La esencia del enojo se ve por los motivos
detrás de él: la frustración, el resentimiento, el dolor o aun el miedo. Muchas
veces la persona que recibe la peor parte de nuestro enojo ni siquiera es la
causa de él. Un marido explota en casa durante la cena por la frustración del
trabajo. A veces las ofensas del pasado inesperadamente desencadenan el enojo.
El temor que alguien nos pueda lastimar quizás nos haga atacar a otro como
prevención.
La Biblia nos da una
mejor explicación. Veamos lo que Pablo les dice a los gálatas: “Y manifiestas
son las obras de la carne, que son... iras” (5.19- 20). Otras traducciones nos
ayudan a ver que Pablo estaba hablando de “arrebatos de ira”, o “enojos”. W.E.
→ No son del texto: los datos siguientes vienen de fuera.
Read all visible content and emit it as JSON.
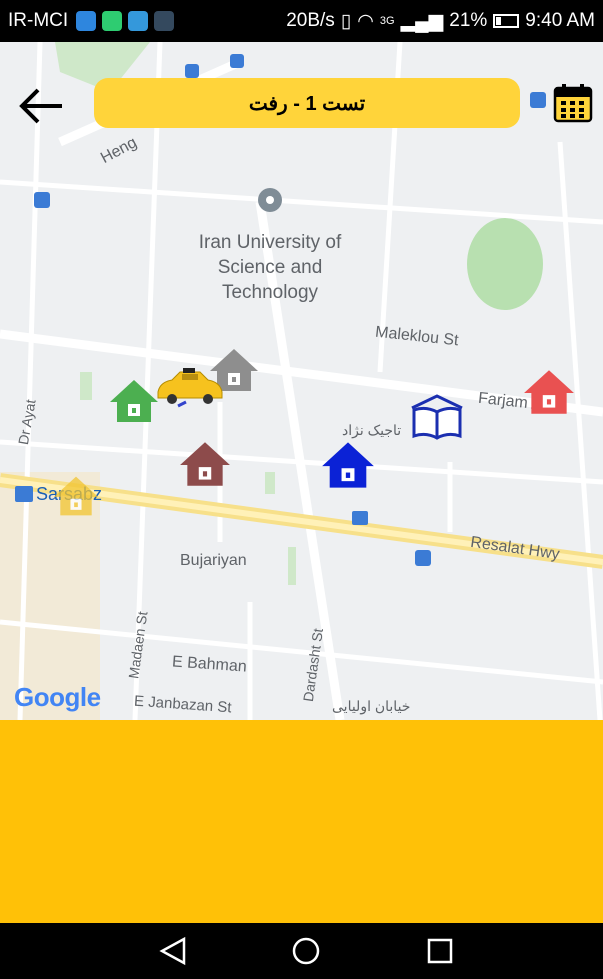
{
  "status_bar": {
    "carrier": "IR-MCI",
    "speed": "20B/s",
    "network": "3G",
    "battery": "21%",
    "time": "9:40 AM"
  },
  "header": {
    "title": "تست 1 - رفت",
    "back_icon": "arrow-left-icon",
    "calendar_icon": "calendar-icon"
  },
  "map": {
    "campus_name": "Iran University of Science and Technology",
    "streets": {
      "heng": "Heng",
      "maleklou": "Maleklou St",
      "farjam": "Farjam Ave",
      "dr_ayat": "Dr Ayat",
      "tajik_nejad": "تاجیک نژاد",
      "sarsabz": "Sarsabz",
      "resalat": "Resalat Hwy",
      "bujariyan": "Bujariyan",
      "madaen": "Madaen St",
      "dardasht": "Dardasht St",
      "e_bahman": "E Bahman",
      "e_janbazan": "E Janbazan St",
      "olia": "خیابان اولیایی"
    },
    "attribution": "Google"
  },
  "markers": [
    {
      "name": "home-marker-gray",
      "color": "#8e8e8e"
    },
    {
      "name": "home-marker-green",
      "color": "#4caf50"
    },
    {
      "name": "home-marker-brown",
      "color": "#8d4b4b"
    },
    {
      "name": "home-marker-blue",
      "color": "#0b22d6"
    },
    {
      "name": "home-marker-red",
      "color": "#e95151"
    },
    {
      "name": "home-marker-yellow",
      "color": "#f2c531"
    },
    {
      "name": "school-marker",
      "color": "#1b2fb0"
    },
    {
      "name": "taxi-marker",
      "color": "#f6c21e"
    }
  ],
  "colors": {
    "accent": "#ffd43a",
    "panel": "#ffc107"
  }
}
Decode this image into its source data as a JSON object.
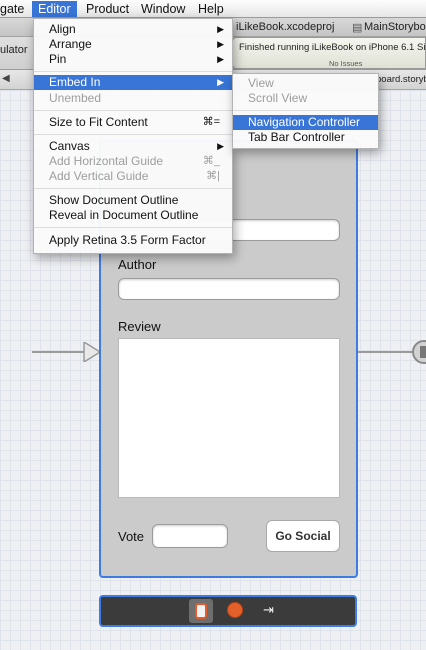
{
  "menubar": {
    "items": [
      "gate",
      "Editor",
      "Product",
      "Window",
      "Help"
    ]
  },
  "toolbar": {
    "tab_project": "iLikeBook.xcodeproj",
    "tab_storyboard": "MainStoryboard",
    "scheme": "ulator",
    "status": "Finished running iLikeBook on iPhone 6.1 Si",
    "issues": "No Issues",
    "jump_file": "board.storyboard"
  },
  "editor_menu": {
    "align": "Align",
    "arrange": "Arrange",
    "pin": "Pin",
    "embed_in": "Embed In",
    "unembed": "Unembed",
    "size_to_fit": "Size to Fit Content",
    "size_to_fit_shortcut": "⌘=",
    "canvas": "Canvas",
    "add_horizontal_guide": "Add Horizontal Guide",
    "add_horizontal_guide_shortcut": "⌘_",
    "add_vertical_guide": "Add Vertical Guide",
    "add_vertical_guide_shortcut": "⌘|",
    "show_document_outline": "Show Document Outline",
    "reveal_in_document_outline": "Reveal in Document Outline",
    "apply_retina": "Apply Retina 3.5 Form Factor"
  },
  "embed_submenu": {
    "view": "View",
    "scroll_view": "Scroll View",
    "navigation_controller": "Navigation Controller",
    "tab_bar_controller": "Tab Bar Controller"
  },
  "scene": {
    "author_label": "Author",
    "review_label": "Review",
    "vote_label": "Vote",
    "go_social_label": "Go Social"
  },
  "dock": {
    "icons": [
      "view-controller-icon",
      "first-responder-icon",
      "exit-icon"
    ]
  },
  "colors": {
    "selection": "#3875d7",
    "scene_border": "#3f7be4",
    "scene_bg": "#cbcbcb"
  }
}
Vine dice en su diccionario que “indica una condición más agitada de los
sentimientos, una explosión de ira debida a la indignación interna”. ¿Lo ha
experimentado en su vida? Recuerde que esto obviamente no proviene de Dios, y
no ha sido hecho en el poder del Espíritu Santo, ni refleja verdaderamente la
Persona de Cristo en nosotros. Hablando con franqueza: es una obra de la carne.
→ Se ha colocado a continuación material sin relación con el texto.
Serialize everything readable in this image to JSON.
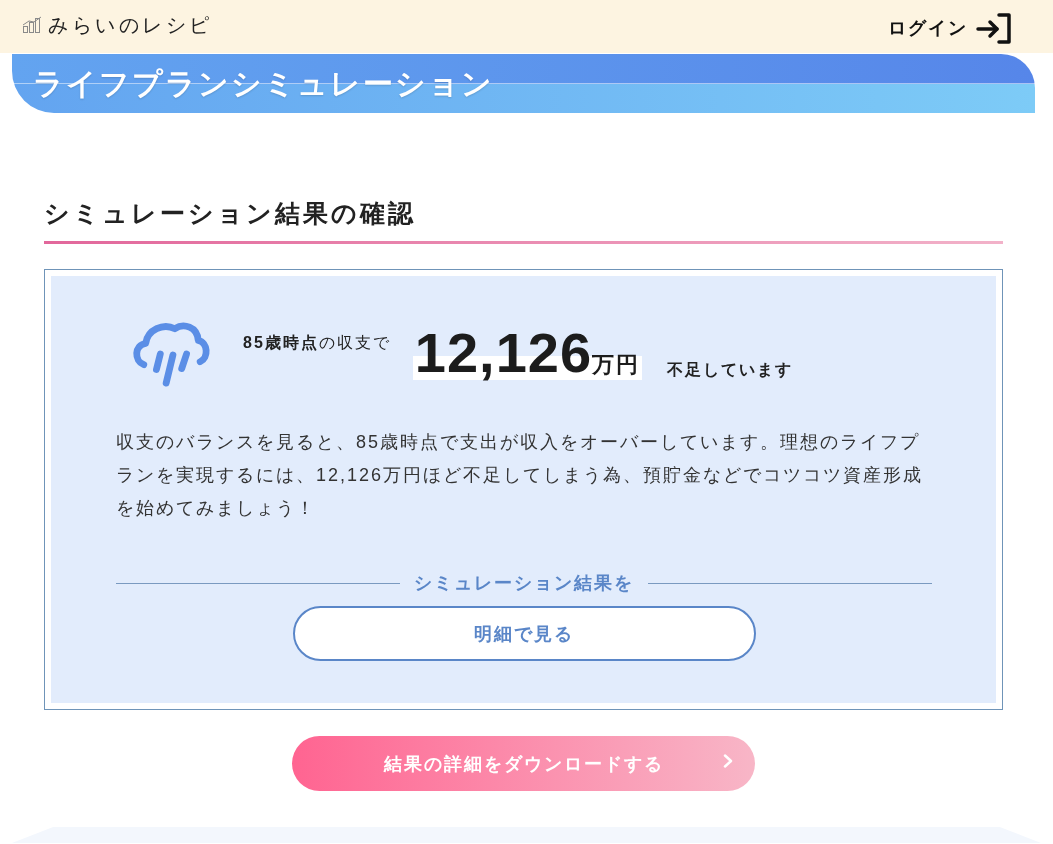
{
  "header": {
    "logo_text": "みらいのレシピ",
    "login_link": "ログイン"
  },
  "banner": {
    "title": "ライフプランシミュレーション"
  },
  "section": {
    "heading": "シミュレーション結果の確認"
  },
  "result": {
    "lead": "**85歳時点**の収支で",
    "amount": "12,126",
    "unit": "万円",
    "status": "不足しています",
    "message": "収支のバランスを見ると、85歳時点で支出が収入をオーバーしています。理想のライフプランを実現するには、12,126万円ほど不足してしまう為、預貯金などでコツコツ資産形成を始めてみましょう！",
    "divider_label": "シミュレーション結果を",
    "detail_button": "明細で見る"
  },
  "download_button": "結果の詳細をダウンロードする"
}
Hay ejemplos del enojo en la Biblia.
Caín se enojó contra Dios y luego mató a su hermano Abel. Moisés se molestó
debido a las quejas del pueblo de Dios y golpeó la peña dos veces en vez de
hablarle. Saúl, el rey que no podía controlar sus emociones, en más de una
ocasión procuró matar a David en un estallido de furia.
Muchos
de los que quieren justificar sus arrebatos de ira señalan al Señor Jesús. En
Marcos 3 se encontró con un hombre con la mano seca. Los fariseos buscaban
oportunidad para acusar a Cristo, pero El, con compasión, restauró la mano a su
funcionalidad completa. Fíjese en lo que pasó antes de que lo hiciera:
“mirándolos alrededor con enojo” (3.5). Su motivación era que El podía ver la
dureza del corazón de los líderes religiosos, quienes preferían que aquel
hombre siguiera sufriendo. La santidad de Cristo le hizo reaccionar ante tal
pecado.
Con
demasiada frecuencia, lo que hace que el enojo brote en nuestro corazón no
tiene nada que ver con la injusticia hecha a otros, el honor de Dios, o el
hecho de que otros estén impidiendo su obra. Todo lo contrario. Usualmente nos
enojamos porque alguien nos ha ofendido o molestado, o no cumplió con nuestras
expectativas. Tal vez algo muy sencillo nos ha irritado, como cuando a un niño
se le cae un plato y lo rompe por accidente. Estos eventos a menudo causan una
expresión desmedida del enojo.
Note
también que la palabra que se usa para describir el evento con Cristo en Marcos
3 es orge, no thumos como hemos visto en Gálatas 5. No es la
explosión de ira, sino la condición más fija y duradera de las emociones.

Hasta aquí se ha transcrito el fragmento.